On accosta la goëlette.—Narcisse faillit tomber deux fois à l'eau, mais avec l'aide du cousin, il se guinda sur le pont.
En le parcourant, d'un air effaré, il cherchait des visages rudes, marqués, bronzés, des têtes de forban.—Il vit trois Bas-Normands blonds, frais et roses qui buvaient du cidre sur l'avant et jouaient à la drogue.
Deux autres marins lavaient et étendaient du linge sur l'avant du navire.
Il ne leur manque plus que de repasser pour être de parfaites blanchisseuses, pensa Narcisse avec une cruelle répugnance.
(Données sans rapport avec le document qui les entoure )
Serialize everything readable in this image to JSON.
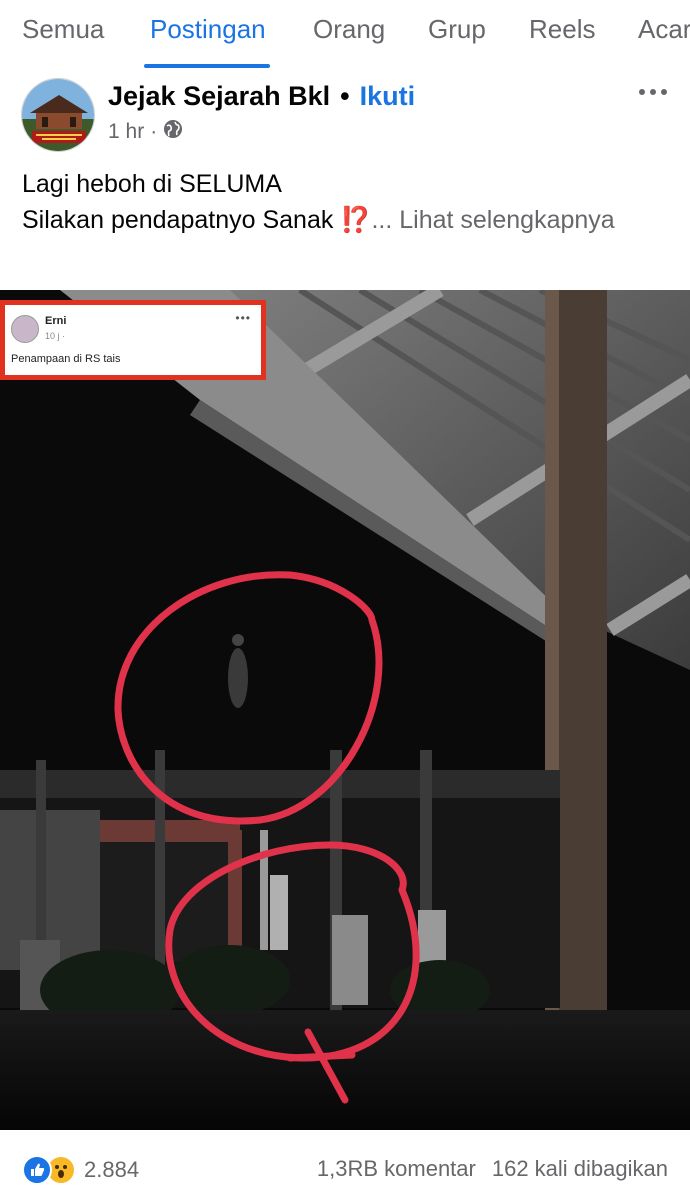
{
  "tabs": [
    {
      "label": "Semua",
      "active": false
    },
    {
      "label": "Postingan",
      "active": true
    },
    {
      "label": "Orang",
      "active": false
    },
    {
      "label": "Grup",
      "active": false
    },
    {
      "label": "Reels",
      "active": false
    },
    {
      "label": "Acar",
      "active": false
    }
  ],
  "post": {
    "author": "Jejak Sejarah Bkl",
    "separator": "•",
    "follow_label": "Ikuti",
    "time": "1 hr",
    "separator_meta": "·",
    "privacy_icon": "globe-icon",
    "text_line1": "Lagi heboh di SELUMA",
    "text_line2": "Silakan pendapatnyo Sanak",
    "emoji": "⁉️",
    "see_more": "... Lihat selengkapnya"
  },
  "inset": {
    "name": "Erni",
    "meta": "10 j · ",
    "text": "Penampaan di RS tais",
    "dots": "•••"
  },
  "footer": {
    "reactions": [
      "like-icon",
      "wow-icon"
    ],
    "reaction_count": "2.884",
    "comments": "1,3RB komentar",
    "shares": "162 kali dibagikan"
  },
  "colors": {
    "accent": "#1b74e4",
    "secondary_text": "#65676b",
    "annotation_red": "#e0324a"
  }
}
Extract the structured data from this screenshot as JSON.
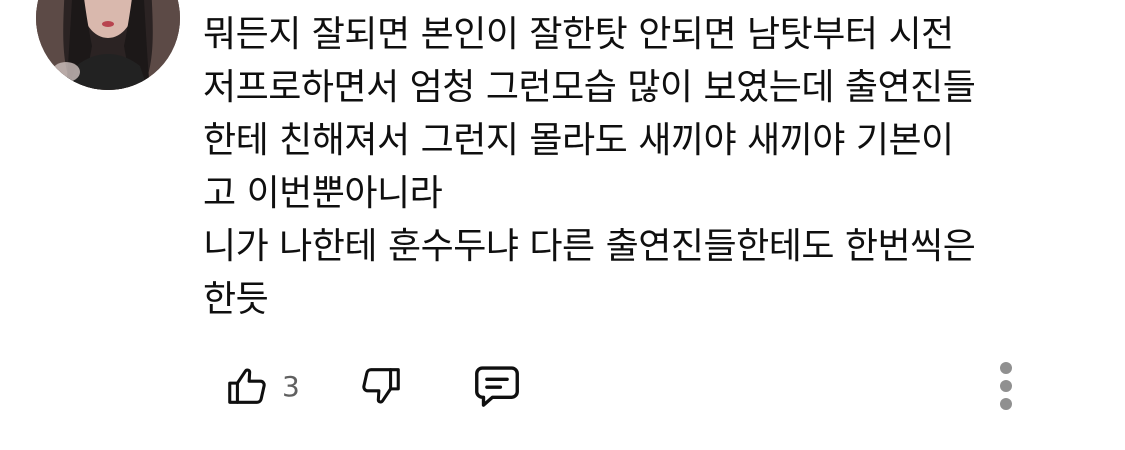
{
  "comment": {
    "lines": [
      "뭐든지 잘되면 본인이 잘한탓 안되면 남탓부터 시전",
      "저프로하면서 엄청 그런모습 많이 보였는데 출연진들",
      "한테 친해져서 그런지 몰라도 새끼야 새끼야 기본이",
      "고 이번뿐아니라",
      "니가 나한테 훈수두냐 다른 출연진들한테도 한번씩은",
      "한듯"
    ]
  },
  "actions": {
    "like_count": "3",
    "icons": {
      "like": "thumbs-up-icon",
      "dislike": "thumbs-down-icon",
      "reply": "comment-icon",
      "more": "more-vertical-icon"
    }
  },
  "colors": {
    "text": "#0f0f0f",
    "secondary_text": "#606060",
    "icon": "#0f0f0f",
    "more_icon": "#909090"
  }
}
Narcisse fut introduit chez le capitaine Hochard; le capitaine n'était pas seul, il fit signe aux nouveau-venus de s'asseoir et continua la conversation qu'il avait commencée avec un homme d'un embonpoint extraordinaire, qui se tenait debout devant lui.
Narcisse put à son aise examiner le lieu où il se trouvait: c'était une petite chambre boisée comme à terre, un canapé comme à terre, des chaises, une table, un plafond, une fenêtre, des gravures encadrées, tout cela comme à terre.
Narcisse soupira, et avant d'abaisser ses regards sur le capitaine, il se figura, par la pensée, l'homme qui devait commander à la tempête, braver les éléments en furie.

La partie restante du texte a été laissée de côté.